Ms Kidman, according to the Post, had a private eye of her own, by the name of Richie Di Sabatino. He expressed shock that his client had been illicitly taped. "We swept her phones and put on an encryption device, so she couldn't be wiretapped," he told the newspaper. "We tried to keep one step ahead." He speculated that perhaps she had been using a phone belonging to Mr Cruise at the time.

That, however, would suggest that Mr Wasser was using Mr Pellicano to tape his own client - something that would not surprise Mr Di Sabatino, he said. There has been no comment from either Ms Kidman or Mr Cruise. There was no suggestion last night that Mr Cruise would have known that his ex-wife was being recorded.

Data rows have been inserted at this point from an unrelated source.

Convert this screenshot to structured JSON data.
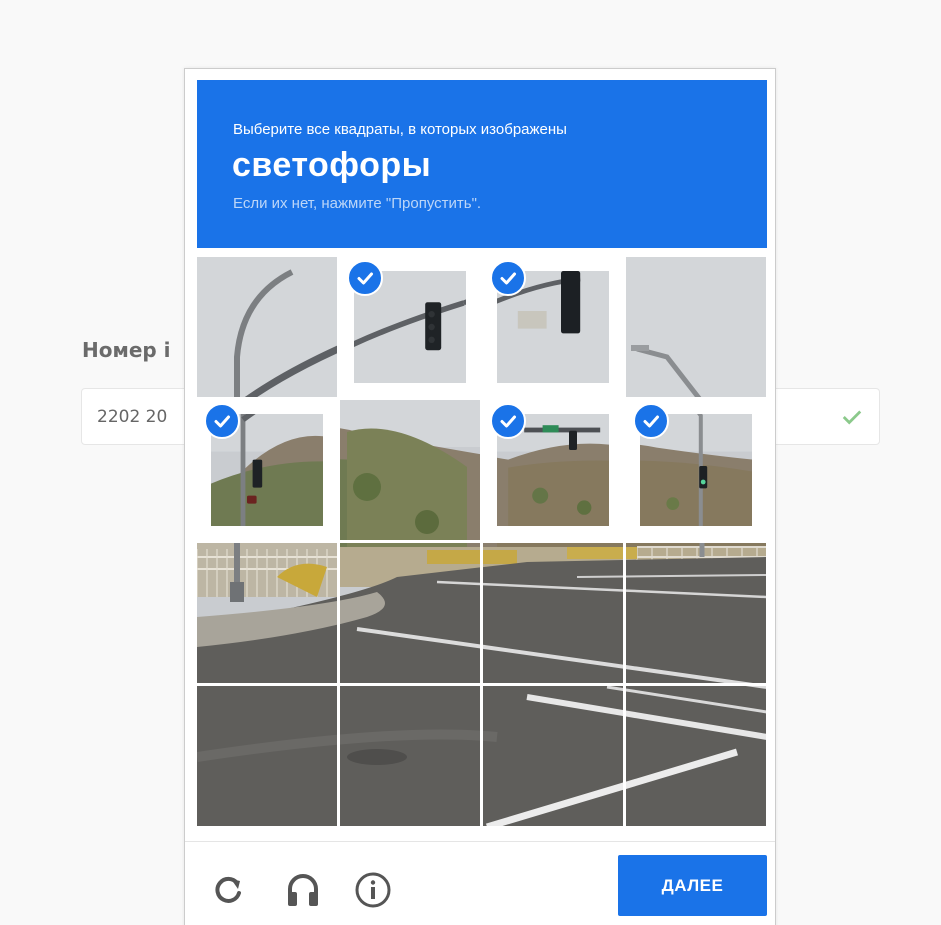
{
  "page": {
    "field_label": "Номер i",
    "field_value": "2202 20"
  },
  "captcha": {
    "instruction": "Выберите все квадраты, в которых изображены",
    "keyword": "светофоры",
    "hint": "Если их нет, нажмите \"Пропустить\".",
    "next_label": "ДАЛЕЕ",
    "icons": [
      "reload-icon",
      "audio-icon",
      "info-icon"
    ],
    "accent": "#1a73e8",
    "tiles": [
      {
        "selected": false
      },
      {
        "selected": true
      },
      {
        "selected": true
      },
      {
        "selected": false
      },
      {
        "selected": true
      },
      {
        "selected": false
      },
      {
        "selected": true
      },
      {
        "selected": true
      },
      {
        "selected": false
      },
      {
        "selected": false
      },
      {
        "selected": false
      },
      {
        "selected": false
      },
      {
        "selected": false
      },
      {
        "selected": false
      },
      {
        "selected": false
      },
      {
        "selected": false
      }
    ]
  }
}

Other clients of Mr Wasser have included the director Steven Spielberg. He also worked on a team representing the MGM tycoon Kirk Kirkorian when he was divorcing Bonder Kirkorian. The head of the divorce team was the lawyer Terry Christensen, who has been charged with having paid Mr Pellicano $100,000 (£57,000) to listen in to conversations of Bonder Kirkorian at the height of the divorce struggle.

The entire legal tanglebegan when death threats were made against two reporters working on stories about the actor Steven Seagal and alleged Mafia ties. After suspicions about the possible involvement of Mr Pellicano were raised, detectives ransacked his office, finding illegal firearms and explosives, as well as hours of digital recordings - allegedly of the wiretappings - on the computer hard drives.

Mr Pellicano is awaiting his trial in prison.